Témoignage d’Apolline

Le déclenchement (de convenance) est un sujet dont on parle peu. J’ai eu deux grossesses assez proches : je suis tombée enceinte de ma deuxième quand ma première avait huit mois. Et bien que cela soit un choix murement réfléchi, en fin de grossesse je n’en pouvais plus. Je fais de très bonnes grossesses, mais ça n’est pas un état que j’apprécie. Sur les dernières semaines pour la deuxième grossesse comme la première, je n’avais qu’une hâte : ACCOUCHER. Tout au long de ma deuxième grossesse j’ai pensé à ce déclenchement. Étant allée jusqu’au terme pour ma première fille, je me préparais à en faire de même pour la seconde. J’ai essayé de me renseigner sur le sujet et j’ai trouvé peu de témoignages de mamans déclenchées volontairement et qui l’avaient bien vécu.

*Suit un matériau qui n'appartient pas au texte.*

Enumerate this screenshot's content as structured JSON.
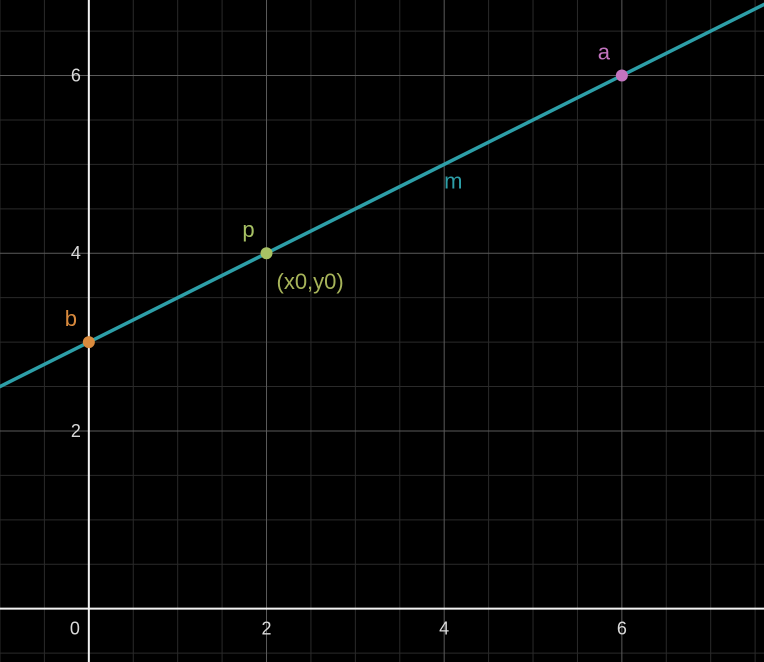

Arrivée au huitième mois de grossesse, porter ma première fille, l’habiller, jouer avec elle, me baisser, lui mettre les chaussures, et tous les gestes simples du quotidien étaient épuisants. Alors, j’ai demandé un rendez-vous à la maternité à 39 SA. C’était un jeudi. Quand la sage-femme m’a demandé le motif de ma venue, j’ai demandé très simplement si je pouvais être déclenchée.
Sa réponse a été d’une simplicité sans nom : « Oui, quand voulez vous qu’on fasse ça ? » Je m’attendais à un refus, à un : « Vous êtes en bonne santé, terminez votre grossesse. » Au lieu de cela, elle m’a dit : « Vous avez un premier bébé, c’est épuisant je comprends. » J’étais un peu surprise tellement je m’étais préparée à un refus.
Alors j’ai pris rendez-vous le mardi 26 septembre, je serai donc à 39 SA+5. Dès que je suis sortie de ce rendez-vous j’ai appelé mon mari, ravie, pour lui dire. J’étais très sereine face à ce choix et lui aussi. Il me soutenait quelque soit mon choix, de continuer la grossesse ou de me faire déclencher.
Seulement, quand j’en ai parlé à des ami(e)s : ce fut l’incompréhension. « Mais pourquoi ? », « Mais enfin ce n’est pas naturel. », « Mais tu fais de bonnes grossesses, qu’est-ce que ça change quelques jours ? » Je me suis sentie un peu blessée de me faire « juger » de choisir cet accouchement. Pourtant, j’étais si fatiguée. De son côté, mon mari a dit à sa chef qu’il ne serait pas là mardi, que j’étais déclenchée. Un peu trop transparent. Il a obtenu le même genre de remarques, pas spécialement méchantes, mais on a senti le jugement. Alors j’ai arrêté d’en parler pour les trois jours restants.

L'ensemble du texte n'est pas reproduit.